Every time father came out to pray, something had happened – a tenant refused to pay, someone was contesting his land or my brother had lost his atm at school and called home, crying. You see,it was mostly about money,i would jokingly tell my sister, we only remembered God when we needed something.
The poor people’s God liked noises and loud adulations, one would wonder if he were deaf. If not, why would father bellow his praises at the top of his lungs – Yes! He had to be deaf.
The rich people’s God on the other hand is silent, peaceful and swift, if not, why didn’t the rich uncles shout, cry and stamp their feet when they prayed -their God couldn’t be bothered with drama. He made things happen. The poor had to keep crying and crying, for their God was a master himself of the theatrics.
I did a two year diploma course before going on to pursue my LL.B. You see, everyone turned to prayer warriors then -even the ones apportioned a share in their village shrine. You were not politically correct if you were not bible thumping and screaming with the veins throbbing on your neck from the class podium when there was no lecturer in the class. I mean, God forbid you read in the lecture hall – No! Let’s scream to the heavens and bring down the poor people’s God, in case he has his ear blocked with cotton wool from all the noise.
The rules were simple, if you wore make up and had your skirt on your knee or a little higher, woe betide you!- not only would you not make the diploma, you would also miss your automatic ticket to heaven. They were there at the notice board once the results were pasted to confirm that the reason you failed was because you wore lipstick and painted your nails -but, of course. You see, the poor people’s God understood that even when you didn’t read, as long as your skirts were sweeping the floor and dragging on as a bridal train behind you, and you hair? Tightly cropped to your head with no ear rings or a tad of make-up, the question marks on your script (??) would be interpreted as 77 by the people recording results and you would get an A just like that -Hallelujah!
Crossing off to the other side of the spectrum, I noticed another kind of God. The regular students served a different kind of God, the rich people’s God. He wasn’t one to make noise, he liked praises but the roof wasn’t coming down. They prayed to him with a solemn assurance, they knew he’d hear without them shouting and threatening him to do things, or he was no God at all. The rich people didn’t pray as much as the poor – you’d be grateful to see them pray at all.

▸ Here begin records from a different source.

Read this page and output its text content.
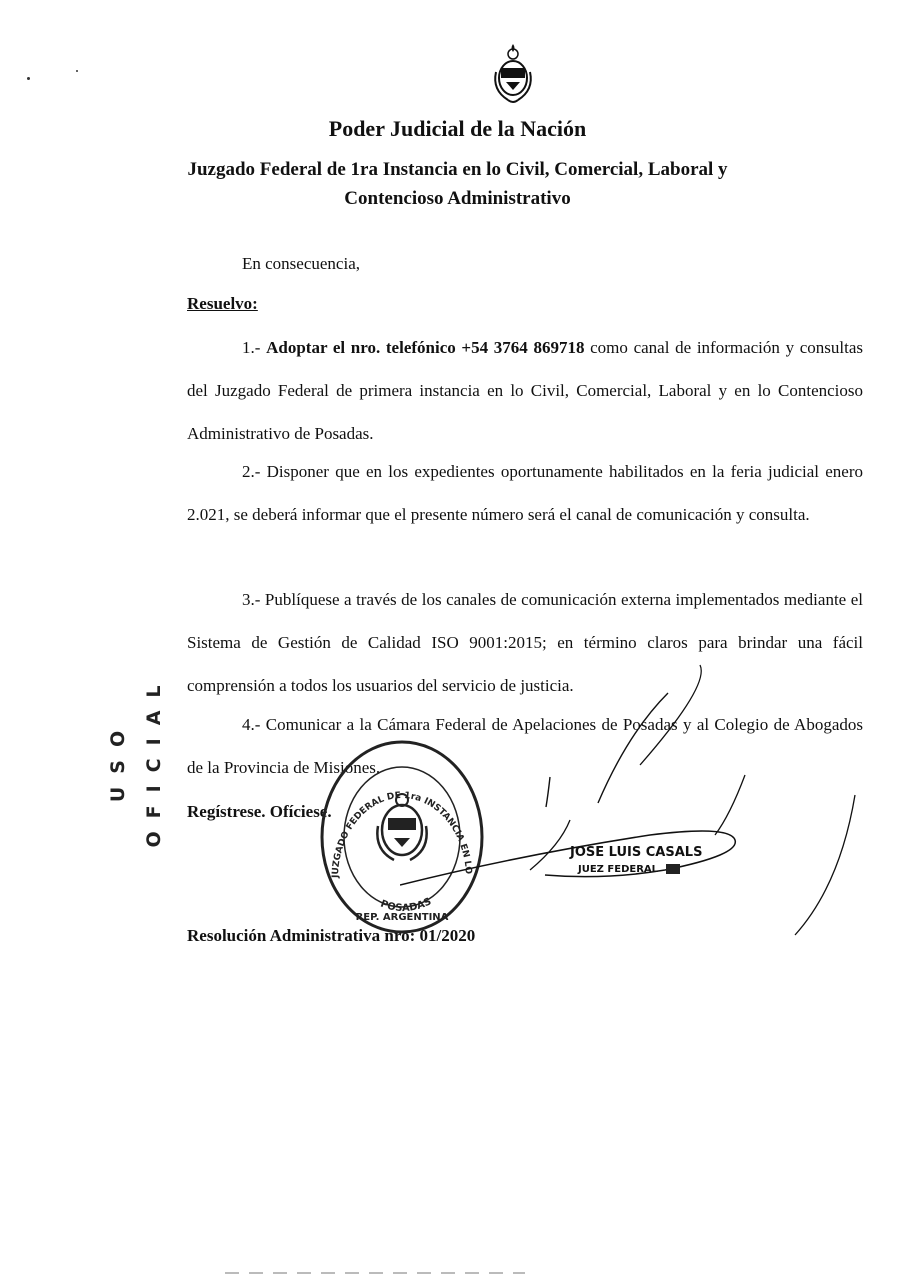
Poder Judicial de la Nación
Juzgado Federal de 1ra Instancia en lo Civil, Comercial, Laboral y
Contencioso Administrativo
En consecuencia,
Resuelvo:
1.- Adoptar el nro. telefónico +54 3764 869718 como canal de información y consultas del Juzgado Federal de primera instancia en lo Civil, Comercial, Laboral y en lo Contencioso Administrativo de Posadas.
2.- Disponer que en los expedientes oportunamente habilitados en la feria judicial enero 2.021, se deberá informar que el presente número será el canal de comunicación y consulta.
3.- Publíquese a través de los canales de comunicación externa implementados mediante el Sistema de Gestión de Calidad ISO 9001:2015; en término claros para brindar una fácil comprensión a todos los usuarios del servicio de justicia.
4.- Comunicar a la Cámara Federal de Apelaciones de Posadas y al Colegio de Abogados de la Provincia de Misiones.
Regístrese. Ofíciese.
Resolución Administrativa nro: 01/2020
USO OFICIAL
JUZGADO FEDERAL DE 1ra INSTANCIA EN LO
POSADAS
REP. ARGENTINA
JOSE LUIS CASALS
JUEZ FEDERAL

Beside the office I interned during the summer, was a church and during closing hours, they would serenade us with the sweet melody that was their voices. Right across the street from my house was another church and every Friday night, they held prayers, angry prayers. They hollered and bellowed, jolting me out of my sleep, yet their preacher said they were not doing enough, and then they matched the shouting with the stamping of feet and screams of “Die!” “Send down fire! ” “Die!”
In their choir you didn’t really need to know how to sing, as long as you could scream louder than the drums and speakers, you qualified, even if you sound like a frog.
The rich people were different ,their God was a fashion God, the choir had several changes of clothes to suit their mood – red for when they’re angry in the spirit, blue for when it’s raining and gold for when daddy GO would be visiting -you sha get my point. You just can’t be broke and worship the rich people’s God. You’re encouraged to use your last dime in violent assurance that the coffers will be refilled by faith – or magic, it didn’t matter.
The rich people’s God was all forgiving and a tad too merciful. You could kill the previous day and come to church the next day to bribe him with a large tithe or donation. He forgave at the drop of a hat, you’re allowed to sin as much as you liked and no consequences would follow, as long as you said you’re sorry of course. The rich people understood the kindness of their God, so the ministers didn’t dwell on preaching punishments and consequences, rather riches and prosperity -Pray, tell, the need of putting fear in people, lest you chase them out of the congregation.
The poor people’s God on the other hand was angry, he would Strike you down once you fell into sin – save your apologies for the angel at the gate. Oh, and the millisecond you feel he had forgiven you, you are reminded by brethren with cracked lips and hungry faces, that your punishment would still come because he never forgets. How dare you think you had escaped? They believed their poverty was because of the enormous sins of their grandfather’s neighbour’s daughter’s nephew being visited on them – did he not say he would visit the sins of the father on the children up to the 10th generation? Or was it 12th? It didn’t matter, for they wore their unfortunate circumstances like a tag and when they lost a business opportunity or a job or contract, heaping coals would be sent to the ‘village people’ by way of high-pitched, angry prayers.
Prayers that kept me up all night. They were not free from the money prayers either, you’re threatened with consequences and punishments if you didn’t pay your tithe and offerings. You had to sow seeds concerning every step you took, and if you used your school fees, you are assured that he never forgets his own, and on the day you are sent out of the examination hall for not paying fees, you blame yourself – of course, if you had not slept in your boyfriend’s room the previous night, God would have sent your school fees down on the wings of an angel, but now you have sinned, failure is a small price to pay, compared to the dreaded hell fire. The poor people’s God was angry and vengeful; the rich people’s God, merciful and kind.
The only thing they had in common was their love for money.